A new generation of microscope for studying life hiding under the ground21 January 2022
A new generation of microscope for studying life hiding under the ground
- The new microscope, developed by an international consortium led by NEIKER, makes it possible to capture the movement of the microbes in the soil around the roots of growing plants for the first time
- This discovery will improve understanding of the interaction between plant roots and the microbes present in the soil, essential for more sustainable agricultural production
- “This development will have many applications such as the design of new strategies to improve crop fertilisation”, explains Lionel Dupuy, the principal researcher on the project
According to the Food and Agriculture Organisation (FAO) of the United Nations, by 2050 agricultural production must increase by around 50% to be able to meet the food demands of the world population as a whole, thus guaranteeing food safety. One of the main limitations in achieving this objective lies in the deterioration of soil quality, a natural resource that is non-renewable on a human time scale, with key functions such as food production and the maintenance of biodiversity. To be able to guarantee its conservation, it is essential to protect it and study it in a way that is respectful of the environment and as non-invasive as possible.

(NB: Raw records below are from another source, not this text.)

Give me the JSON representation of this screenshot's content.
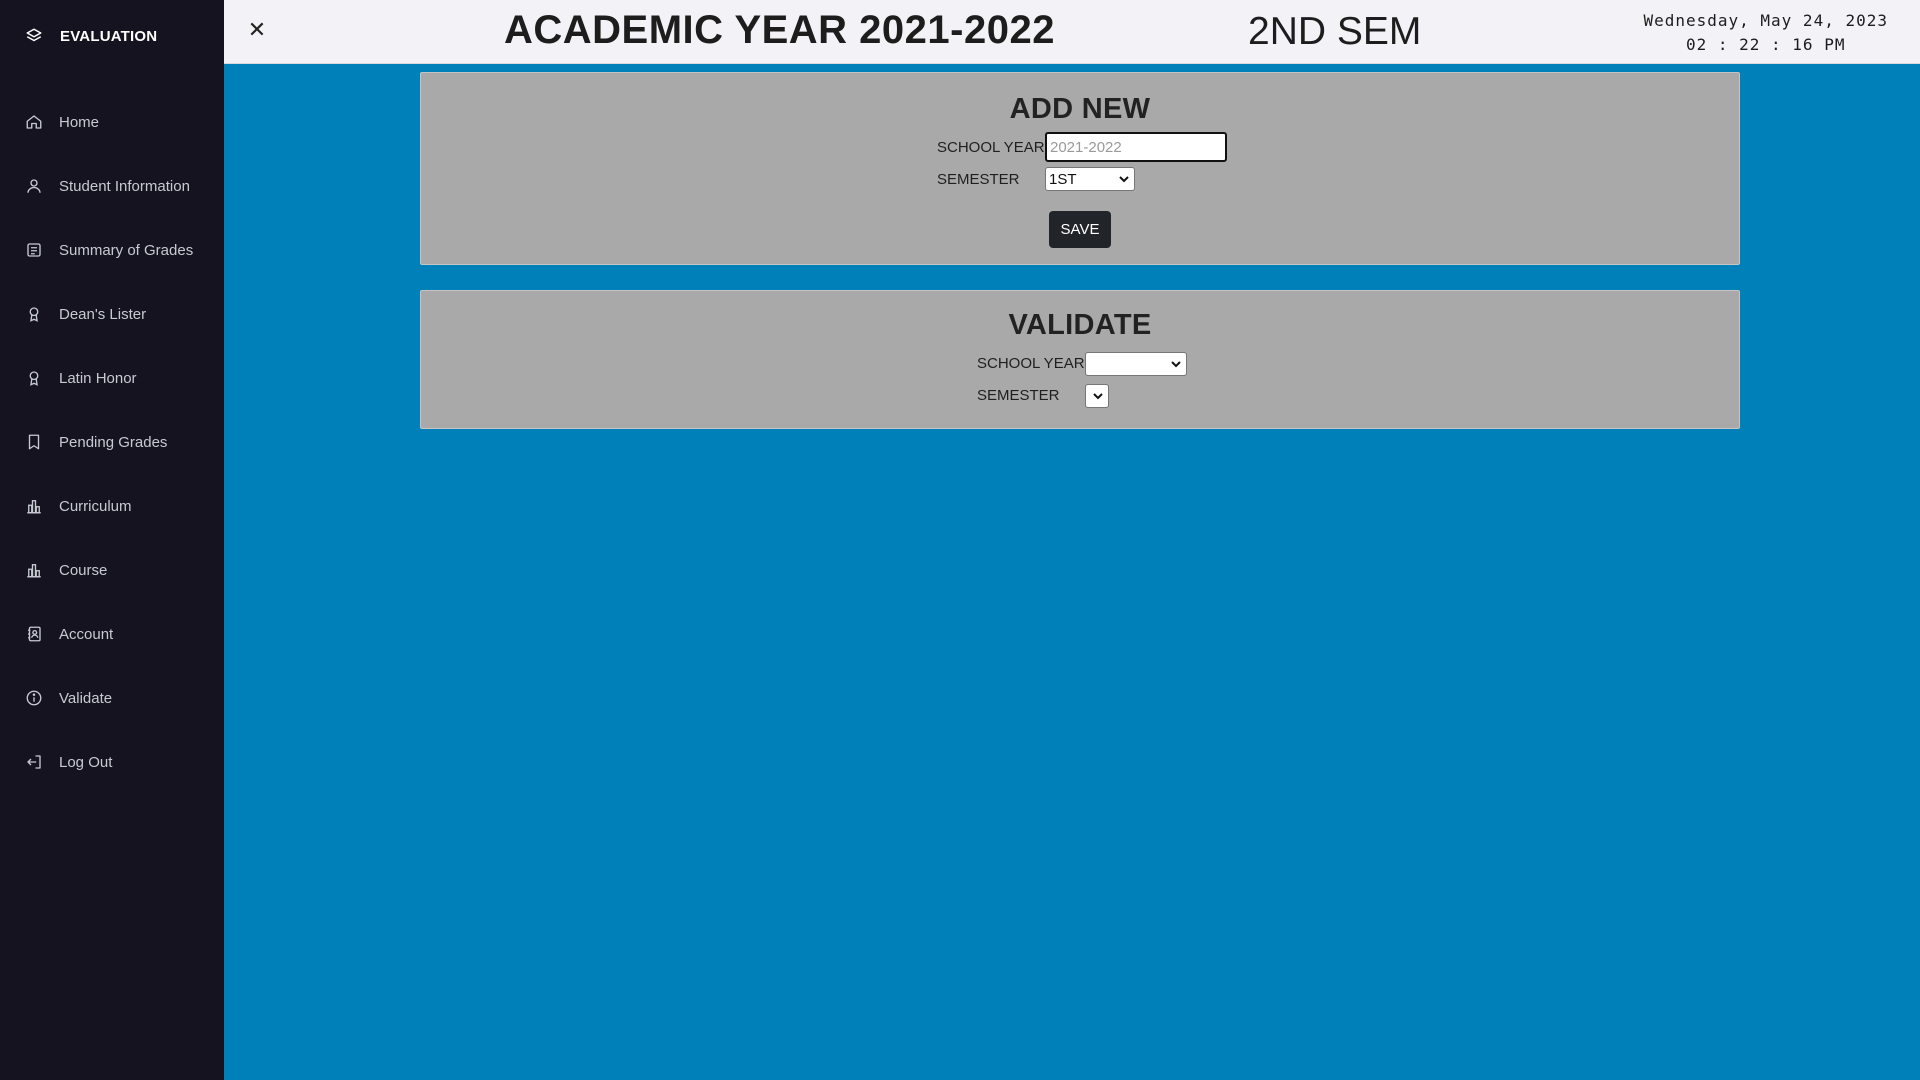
{
  "sidebar": {
    "brand": {
      "label": "EVALUATION",
      "icon": "layers-icon"
    },
    "items": [
      {
        "label": "Home",
        "icon": "home-icon"
      },
      {
        "label": "Student Information",
        "icon": "user-icon"
      },
      {
        "label": "Summary of Grades",
        "icon": "document-icon"
      },
      {
        "label": "Dean's Lister",
        "icon": "award-icon"
      },
      {
        "label": "Latin Honor",
        "icon": "award-icon"
      },
      {
        "label": "Pending Grades",
        "icon": "bookmark-icon"
      },
      {
        "label": "Curriculum",
        "icon": "bar-chart-icon"
      },
      {
        "label": "Course",
        "icon": "bar-chart-icon"
      },
      {
        "label": "Account",
        "icon": "contact-book-icon"
      },
      {
        "label": "Validate",
        "icon": "info-icon"
      },
      {
        "label": "Log Out",
        "icon": "logout-icon"
      }
    ]
  },
  "header": {
    "close_symbol": "✕",
    "academic_year": "ACADEMIC YEAR 2021-2022",
    "semester": "2ND SEM",
    "date": "Wednesday, May 24, 2023",
    "time": "02 : 22 : 16 PM"
  },
  "add_new": {
    "title": "ADD NEW",
    "school_year_label": "SCHOOL YEAR",
    "school_year_value": "",
    "school_year_placeholder": "2021-2022",
    "semester_label": "SEMESTER",
    "semester_selected": "1ST",
    "save_label": "SAVE"
  },
  "validate": {
    "title": "VALIDATE",
    "school_year_label": "SCHOOL YEAR",
    "school_year_selected": "",
    "semester_label": "SEMESTER",
    "semester_selected": ""
  },
  "colors": {
    "sidebar_bg": "#14131f",
    "content_bg": "#0080b8",
    "panel_bg": "#a9a9a9",
    "header_bg": "#f3f3f7",
    "button_bg": "#212529"
  }
}
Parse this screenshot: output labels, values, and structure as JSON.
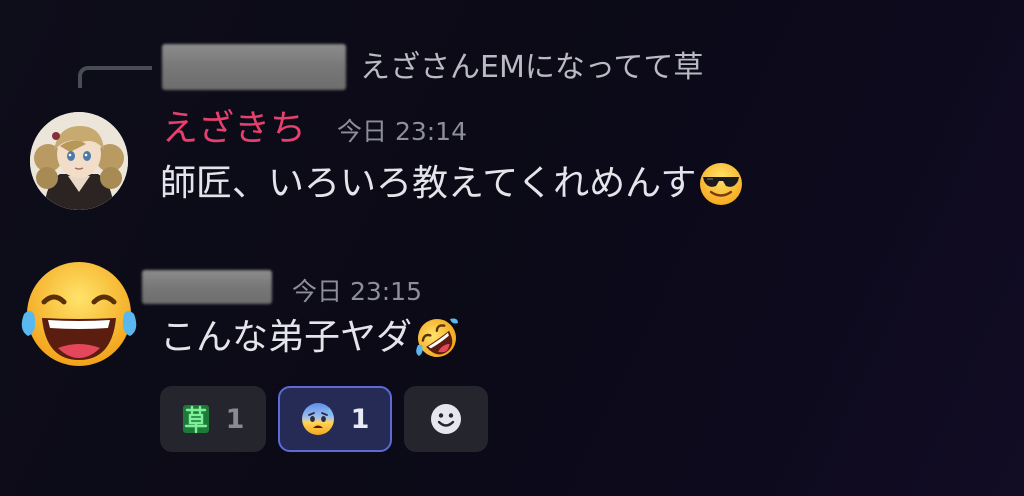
{
  "reply": {
    "text": "えざさんEMになってて草"
  },
  "message1": {
    "author": "えざきち",
    "timestamp": "今日 23:14",
    "text": "師匠、いろいろ教えてくれめんす",
    "emoji": "smiling-face-with-sunglasses"
  },
  "message2": {
    "timestamp": "今日 23:15",
    "text": "こんな弟子ヤダ",
    "emoji": "rolling-on-the-floor-laughing",
    "avatar_emoji": "face-with-tears-of-joy"
  },
  "reactions": [
    {
      "icon": "kusa-custom-emoji",
      "count": "1",
      "selected": false
    },
    {
      "icon": "anxious-face-with-sweat",
      "count": "1",
      "selected": true
    },
    {
      "icon": "add-reaction-icon"
    }
  ]
}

To date, the scientific studies centred on researching soil processes are especially complex due, on one hand, to the natural opacity of this ecosystem and, on the other, the fact that the current methods of study are generally invasive and do not allow biological activity to be seen as it happens.
In response to this problem, an international team of scientists led by NEIKER, member of the Basque Research and Technology Alliance (BRTA), has developed a new microscope that has made it possible to capture for the first time the movement of the microbes present in the rhizosphere -the layer of soil near the roots- and their interaction with the plant roots experiencing growth, in the moment and non-invasively.
This new research, which was recently published in the prestigious journal Proceedings of the National Academy of Sciences of the United States of America, seeks to improve understanding of the biological processes of the soil. Specifically, it will be possible to design new biological fertilisers, and improve crop irrigation regimes, to progress toward more sustainable agriculture in the fight to mitigate the effects of climate change.
This new development complements research completed in 2012 that developed an artificial transparent model of the earth, created in the laboratory, that reproduced the chemistry of natural soil, enabling plants to grow and facilitating direct observation of the behaviour of their roots.
As Ikerbasque researcher at NEIKER and project leader Lionel Dupuy explains, “plants have been grown in these transparent artificial soils that are custom made so that sensitive cameras can capture the activity of the microbes in the soil, live and at high resolution”. This has been possible thanks to the use of specialised lasers, optics and robotic scenarios of the latest generation. In this regard, the new microscope makes it possible to scan living samples and reconstruct three-dimensional maps of the activity of the microbes.
Window to more sustainable agriculture
Currently, the volume of soil explored by the microscope is only a few cubic centimetres, so only plants in their early stages of development are studied. Nevertheless, the work that is under way within the framework of this investigation will make it possible to examine broader panels with more mature plants, which, according to Dupuy, “will open up new horizons in research into the production of crops that best interact with the microbes in the soil, and their adaptation to irrigation and fertilisation more sustainable regimes, among other applications”.
Knowing how bacteria colonises plant roots is essential for developing biological fertilisers where the beneficial microbes can be kept within the surroundings of the root more easily. In this regard, these new biofertilisers will replace synthetic chemical products with live microorganisms that promote plant growth through the increased supply of nutrients for the host plant and the production of phytohormones.
In addition, the new microscope can also be used to optimise the composition of soil fertiliser.
To date, the role that the roots may play in improving the fertilisation of crops has not been studied enough. Nevertheless, “this must change if we want to adapt agriculture to climate change. The finding opens up a new window in this direction, a chance to be able to research the design of new strategies that can improve crop fertilisation in a more environmentally-friendly way, thus favouring more sustainable crop production”, highlights the NEIKER researcher.
This research was funded by the European Union through the Horizon 2020 research and innovation programme (Grant 647857 Agreement-SENSOILS) with the collaboration of The University of Dundee, The James Hutton Institute, Scotland’s Rural College and The University of Sheffield (United Kingdom), the Institut Charles Gerhardt Montpellier (France), as well as the Basque Foundation for Science, Ikerbasque and the NEIKER technology centre.